VR’s reported efficacy in managing pain could also bolster efforts to curb the opioid crisis. Opioid use disorders and overdoses have grown exponentially over the last two decades with the growing prescription of opioids for pain relief. According to the Centers for Disease Control and Prevention (CDC), more than 75 percent of the nearly 107,000 drug overdose deaths in 2021 involved an opioid.

“Virtual reality was found actually effective for managing chronic pain such as lower back pain, and also some research hypothesizes that virtual reality will also be very effective for helping children manage chronic pain,” Xiang said.

By supporting pain management, Xiang believes VR could help reduce opioid pain medication use.

However, there are several barriers to VR adoption and use in healthcare, including the lack of large-scale clinical trials.

According to Xiang, even though the healthcare VR field has been evolving since the 1990s, there have not been enough large clinical trials to generate the necessary evidence to boost the application of VR in clinical care. The lack of clinical trials has left the healthcare industry with several unanswered questions about VR, for instance, which VR tools can be effective across different organizations and patient populations.

Also, incorporating innovative technologies into clinical care generally takes time.

“There is research actually showing that it took on average 17 years for all of those established innovative technologies to be adopted by the clinical practice,” Xiang said.

Another barrier to the adoption of VR is the reimbursement landscape. In November 2021, AppliedVR’s RelieVRx (formally EaseVRx) became the first virtual reality-based digital therapeutic approved by the US Food and Drug Administration (FDA) for pain relief.

In March 2023, the Centers for Medicare and Medicaid Services (CMS) established a unique Healthcare Common Procedure Coding System (HCPCS) Level II code for RelieVRx, categorizing it as durable medical equipment (DME). Though CMS has not made a final payment determination for RelieVRx, the code creates a more definitive pathway for the solution to secure Medicare coverage eligibility.

“We would like to see more bin codes created for all kinds of VR applications,” Xiang said. “VR application is not very expensive, given the new portable VR... and I think, compared to other medical treatment, VR application if it's effective, can really improve the patient outcome and reduce the lengths of stay.”

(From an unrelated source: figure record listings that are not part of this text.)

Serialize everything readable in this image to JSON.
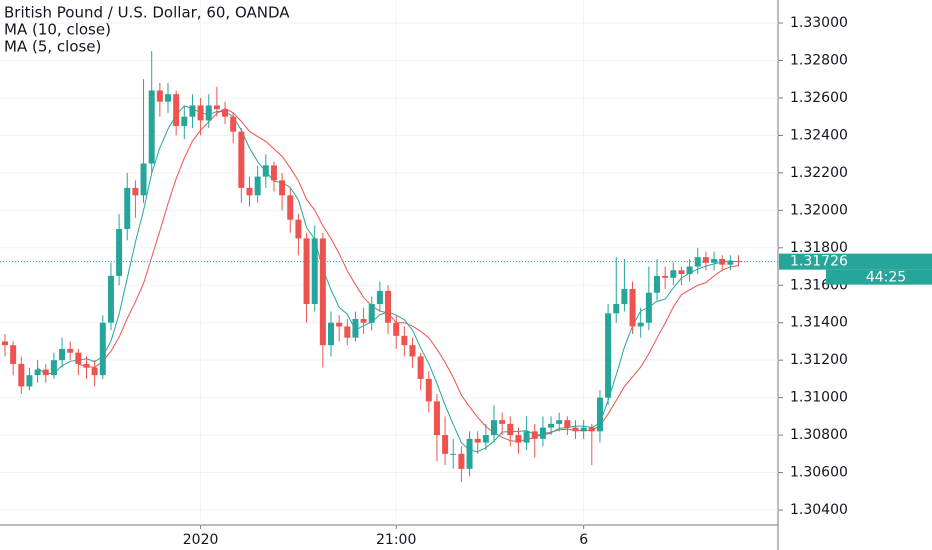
{
  "chart_data": {
    "type": "candlestick",
    "title": "British Pound / U.S. Dollar, 60, OANDA",
    "up_color": "#26a69a",
    "down_color": "#ef5350",
    "ylim": [
      1.3032,
      1.33123
    ],
    "yticks": [
      {
        "value": 1.33,
        "label": "1.33000"
      },
      {
        "value": 1.328,
        "label": "1.32800"
      },
      {
        "value": 1.326,
        "label": "1.32600"
      },
      {
        "value": 1.324,
        "label": "1.32400"
      },
      {
        "value": 1.322,
        "label": "1.32200"
      },
      {
        "value": 1.32,
        "label": "1.32000"
      },
      {
        "value": 1.318,
        "label": "1.31800"
      },
      {
        "value": 1.316,
        "label": "1.31600"
      },
      {
        "value": 1.314,
        "label": "1.31400"
      },
      {
        "value": 1.312,
        "label": "1.31200"
      },
      {
        "value": 1.31,
        "label": "1.31000"
      },
      {
        "value": 1.308,
        "label": "1.30800"
      },
      {
        "value": 1.306,
        "label": "1.30600"
      },
      {
        "value": 1.304,
        "label": "1.30400"
      }
    ],
    "grid": true,
    "last_price": 1.31726,
    "countdown": "44:25",
    "moving_averages": [
      {
        "name": "MA (10, close)",
        "period": 10,
        "color": "#ef5350"
      },
      {
        "name": "MA (5, close)",
        "period": 5,
        "color": "#26a69a"
      }
    ],
    "categories": [
      null,
      null,
      null,
      null,
      null,
      null,
      null,
      null,
      null,
      null,
      null,
      null,
      null,
      null,
      null,
      null,
      null,
      null,
      null,
      null,
      null,
      null,
      null,
      null,
      "2020",
      null,
      null,
      null,
      null,
      null,
      null,
      null,
      null,
      null,
      null,
      null,
      null,
      null,
      null,
      null,
      null,
      null,
      null,
      null,
      null,
      null,
      null,
      null,
      "21:00",
      null,
      null,
      null,
      null,
      null,
      null,
      null,
      null,
      null,
      null,
      null,
      null,
      null,
      null,
      null,
      null,
      null,
      null,
      null,
      null,
      null,
      null,
      "6",
      null,
      null,
      null,
      null,
      null,
      null,
      null,
      null,
      null,
      null,
      null,
      null,
      null,
      null,
      null,
      null,
      null,
      null,
      null
    ],
    "ohlc": [
      [
        1.313,
        1.3134,
        1.3122,
        1.3128
      ],
      [
        1.3128,
        1.313,
        1.3112,
        1.3118
      ],
      [
        1.3118,
        1.3122,
        1.3102,
        1.3106
      ],
      [
        1.3106,
        1.3116,
        1.3104,
        1.3112
      ],
      [
        1.3112,
        1.312,
        1.3108,
        1.3115
      ],
      [
        1.3115,
        1.3118,
        1.3108,
        1.3112
      ],
      [
        1.3112,
        1.3124,
        1.311,
        1.312
      ],
      [
        1.312,
        1.3132,
        1.3116,
        1.3126
      ],
      [
        1.3126,
        1.313,
        1.312,
        1.3124
      ],
      [
        1.3124,
        1.3126,
        1.3112,
        1.3118
      ],
      [
        1.3118,
        1.3122,
        1.311,
        1.3116
      ],
      [
        1.3116,
        1.312,
        1.3106,
        1.3112
      ],
      [
        1.3112,
        1.3144,
        1.311,
        1.314
      ],
      [
        1.314,
        1.3172,
        1.3136,
        1.3165
      ],
      [
        1.3165,
        1.3198,
        1.316,
        1.319
      ],
      [
        1.319,
        1.322,
        1.3184,
        1.3212
      ],
      [
        1.3212,
        1.3216,
        1.3196,
        1.3208
      ],
      [
        1.3208,
        1.327,
        1.3204,
        1.3225
      ],
      [
        1.3225,
        1.3285,
        1.322,
        1.3264
      ],
      [
        1.3264,
        1.3268,
        1.325,
        1.3258
      ],
      [
        1.3258,
        1.3268,
        1.3252,
        1.3262
      ],
      [
        1.3262,
        1.3264,
        1.324,
        1.3245
      ],
      [
        1.3245,
        1.3256,
        1.3238,
        1.325
      ],
      [
        1.325,
        1.3262,
        1.3244,
        1.3256
      ],
      [
        1.3256,
        1.326,
        1.324,
        1.3248
      ],
      [
        1.3248,
        1.3262,
        1.3244,
        1.3256
      ],
      [
        1.3256,
        1.3266,
        1.325,
        1.3254
      ],
      [
        1.3254,
        1.3258,
        1.3246,
        1.325
      ],
      [
        1.325,
        1.3252,
        1.3236,
        1.3242
      ],
      [
        1.3242,
        1.3244,
        1.3204,
        1.3212
      ],
      [
        1.3212,
        1.3218,
        1.3202,
        1.3208
      ],
      [
        1.3208,
        1.3224,
        1.3204,
        1.3218
      ],
      [
        1.3218,
        1.323,
        1.3212,
        1.3224
      ],
      [
        1.3224,
        1.3226,
        1.321,
        1.3216
      ],
      [
        1.3216,
        1.322,
        1.32,
        1.3208
      ],
      [
        1.3208,
        1.3212,
        1.3188,
        1.3195
      ],
      [
        1.3195,
        1.3198,
        1.3176,
        1.3185
      ],
      [
        1.3185,
        1.3188,
        1.314,
        1.315
      ],
      [
        1.315,
        1.3192,
        1.3146,
        1.3185
      ],
      [
        1.3185,
        1.3188,
        1.3116,
        1.3128
      ],
      [
        1.3128,
        1.3146,
        1.3122,
        1.314
      ],
      [
        1.314,
        1.3144,
        1.313,
        1.3138
      ],
      [
        1.3138,
        1.3142,
        1.3128,
        1.3132
      ],
      [
        1.3132,
        1.3146,
        1.313,
        1.3142
      ],
      [
        1.3142,
        1.3148,
        1.3134,
        1.314
      ],
      [
        1.314,
        1.3154,
        1.3136,
        1.315
      ],
      [
        1.315,
        1.3162,
        1.3146,
        1.3157
      ],
      [
        1.3157,
        1.316,
        1.3134,
        1.314
      ],
      [
        1.314,
        1.3144,
        1.3126,
        1.3133
      ],
      [
        1.3133,
        1.3138,
        1.3122,
        1.3128
      ],
      [
        1.3128,
        1.3132,
        1.3116,
        1.3122
      ],
      [
        1.3122,
        1.3124,
        1.3104,
        1.311
      ],
      [
        1.311,
        1.3114,
        1.3092,
        1.3098
      ],
      [
        1.3098,
        1.3102,
        1.3066,
        1.308
      ],
      [
        1.308,
        1.309,
        1.3064,
        1.307
      ],
      [
        1.307,
        1.3078,
        1.3062,
        1.307
      ],
      [
        1.307,
        1.3074,
        1.3055,
        1.3062
      ],
      [
        1.3062,
        1.3082,
        1.3058,
        1.3078
      ],
      [
        1.3078,
        1.3082,
        1.307,
        1.3076
      ],
      [
        1.3076,
        1.3086,
        1.3072,
        1.308
      ],
      [
        1.308,
        1.3096,
        1.3076,
        1.3088
      ],
      [
        1.3088,
        1.3092,
        1.308,
        1.3086
      ],
      [
        1.3086,
        1.309,
        1.3074,
        1.308
      ],
      [
        1.308,
        1.3084,
        1.307,
        1.3076
      ],
      [
        1.3076,
        1.309,
        1.3072,
        1.3082
      ],
      [
        1.3082,
        1.3086,
        1.3068,
        1.3078
      ],
      [
        1.3078,
        1.309,
        1.3074,
        1.3084
      ],
      [
        1.3084,
        1.309,
        1.308,
        1.3086
      ],
      [
        1.3086,
        1.3092,
        1.3082,
        1.3088
      ],
      [
        1.3088,
        1.309,
        1.308,
        1.3084
      ],
      [
        1.3084,
        1.3088,
        1.3078,
        1.3082
      ],
      [
        1.3082,
        1.3088,
        1.3078,
        1.3084
      ],
      [
        1.3084,
        1.3086,
        1.3064,
        1.3082
      ],
      [
        1.3082,
        1.3104,
        1.3076,
        1.31
      ],
      [
        1.31,
        1.315,
        1.3096,
        1.3145
      ],
      [
        1.3145,
        1.3175,
        1.314,
        1.315
      ],
      [
        1.315,
        1.3174,
        1.3146,
        1.3158
      ],
      [
        1.3158,
        1.3162,
        1.3134,
        1.3138
      ],
      [
        1.3138,
        1.3148,
        1.3132,
        1.314
      ],
      [
        1.314,
        1.317,
        1.3136,
        1.3156
      ],
      [
        1.3156,
        1.3174,
        1.3152,
        1.3165
      ],
      [
        1.3165,
        1.317,
        1.3158,
        1.3164
      ],
      [
        1.3164,
        1.3172,
        1.316,
        1.3168
      ],
      [
        1.3168,
        1.317,
        1.316,
        1.3166
      ],
      [
        1.3166,
        1.3174,
        1.3162,
        1.317
      ],
      [
        1.317,
        1.318,
        1.3166,
        1.3175
      ],
      [
        1.3175,
        1.3178,
        1.3168,
        1.3172
      ],
      [
        1.3172,
        1.3178,
        1.3168,
        1.3174
      ],
      [
        1.3174,
        1.3176,
        1.3168,
        1.3171
      ],
      [
        1.3171,
        1.3176,
        1.3168,
        1.3173
      ],
      [
        1.3173,
        1.3176,
        1.317,
        1.31726
      ]
    ]
  }
}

But, even amid these challenges, Xiang believes that the growing interest in healthcare VR and consequent collaborations will ultimately help propel the use of the technology.

For instance, a nurse PhD candidate from Texas contacted Xiang and asked if they could use one of his smartphone VR tools for their dissertation. On completing the dissertation, the candidate’s clinic plans to integrate the technology into their clinical practice, Xiang said.

As collaborations grow, the field will continue to evolve, resulting in exciting new possibilities for VR technology use in healthcare, he added.